Hubungan Internasional merupakan studi hubungan yang mempelajari interaksi antar negara. Namun, seiring berkembangnya zaman dan isu-isu global, HI tidak hanya mempelajari interaksi dan akibat yang ditimbulkan atas dua negara atau lebih, namun telah melebar pada aktor non-negara termasuk individu maupun kelompok di dalamnya. Globalisasi yang menghilangkan batas-batas negara dan semakin krusialnya isu yang ditimbulkan membuat cakupan bahasan HI tidak hanya perang dan damai saja. Namun juga kepada isu-isu lain seperti ekonomi, lingkungan, kesehatan dan lain sebagainya.
Sebelum menjadi suatu disiplin ilmu mandiri , HI sebelumnya telah dipelajari di bawah pokok bahasan lain yakni dibawah ilmu politik. Namun, semakin modernnya zaman tidak bisa dipungkiri bahwa HI tidak hanya membahas politik. Karena itu, HI sifatnya multidisipliner, artinya HI tidak bisa di pisahkan dengan disiplin ilmu lain seperti ekonomi, filsafat, hukum, psikologi, antropologi, dan sebagainya. Bahkan perspektif dalam teori HI juga membahas tentang sifat-sifat manusia sesuai dengan pandangan mereka.
Munculnya HI klasik utamanya adalah untuk menghentikan peperangan. Sehingga lahirlah suatu pemikiran dari kaum Idealis. Dalam perspektif Idealisme mereka memiliki beberapa asumsi dasar terkait negara dan juga sifat manusianya. Karena interaksi manusia itu kemudian akan mempengaruhi interaksi antar bangsa-bangsanya. Idealisme berasumsi bahwa sifat dasar manusia itu ialah baik, menginginkan kerjasama dan selalu damai. Anggapan bahwa "manusia itu baik" dalam perspektif Idealisme ini telah dijawab dalam Al-Qu'an yang tertulis dalam Surat At-Tin ayat ke 6 , yang mana dijelaskan manusia itu adalah mahluk yang baik hanya jika ia beriman dan berbuat baik.

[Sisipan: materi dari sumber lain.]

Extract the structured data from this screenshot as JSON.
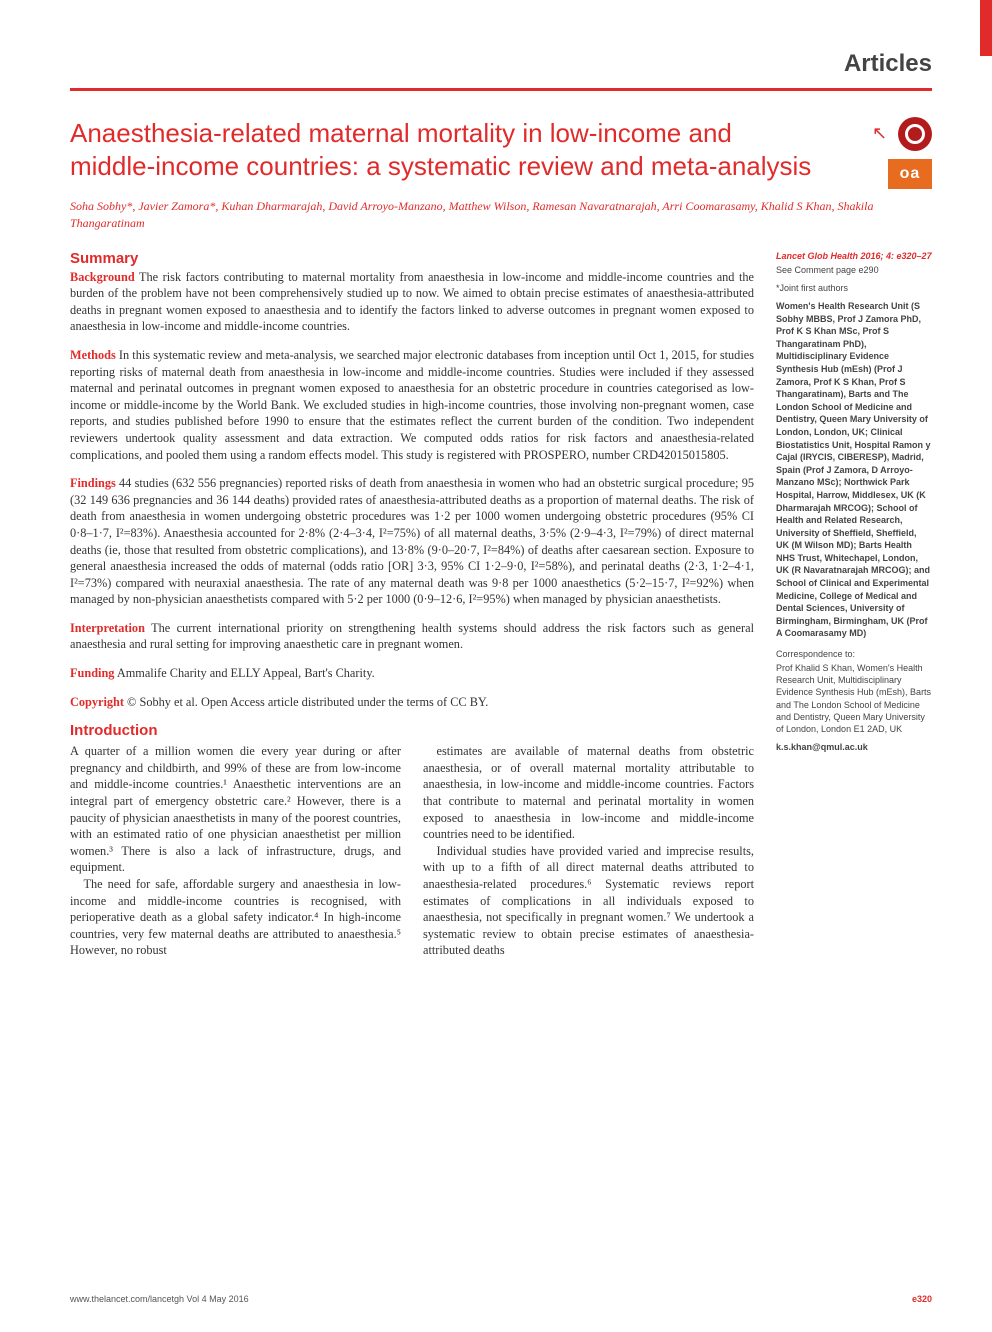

Setelah lahir Idealisme, dan kegagalannya dalam mengatasi berbagai persoalan dunia, membawa lahirnya sebuah perspektif baru. Perspektif tersebut adalah perspektif Realisme, yang mana memandang sesuatu lebih kepada realis dan tidak seperti idealis yang dianggap utopis. Kaum realisme selalu memandang dunia dengan power  dan kepentingan didalamnya. Sehingga dalam pencapaian national interestnya selalu mengedepankan power. Peperangan tentu saja membawa kerusakan. Aktor terkecil adalah individu atau manusia iu sendiri berarti yang dianggap sebagai mahluk perusak. Bahkan ketika kita membahas realisme terdapat ungkapan yang terkenal soal manusia yang dikemukakan oleh Thomas Hobbes, homo homini lupus yang artinya manusia adalah serigala bagi manusia yang lain. Manusai dianggap sebagai mahluk perusak juga telah dijawab dalam Al-Qur'an, hal ini tertulis didalam Q.S Al-Baqarah ayat 30. Yang mana dalam ayat tersebut berarti Allah mengutus manusia sebagai khalifah di bumi, selain itu Allah tidak serta merta menciptakan manusia, namun Allah juga turunkan Rasul yang menjadi tauladan dan Al-Qur'an sebagai sebuah pedoman.
Jadi, berbicara mengenai dua perspektif diatas sejatinya telah dibahas dalam Al-Qur'an, karena sejatinya Al-Qur'an merupakan sebuah rahmat bagi seluruh umat manusia yang dapat dijadikan sumber pedoman dalam segala sumber.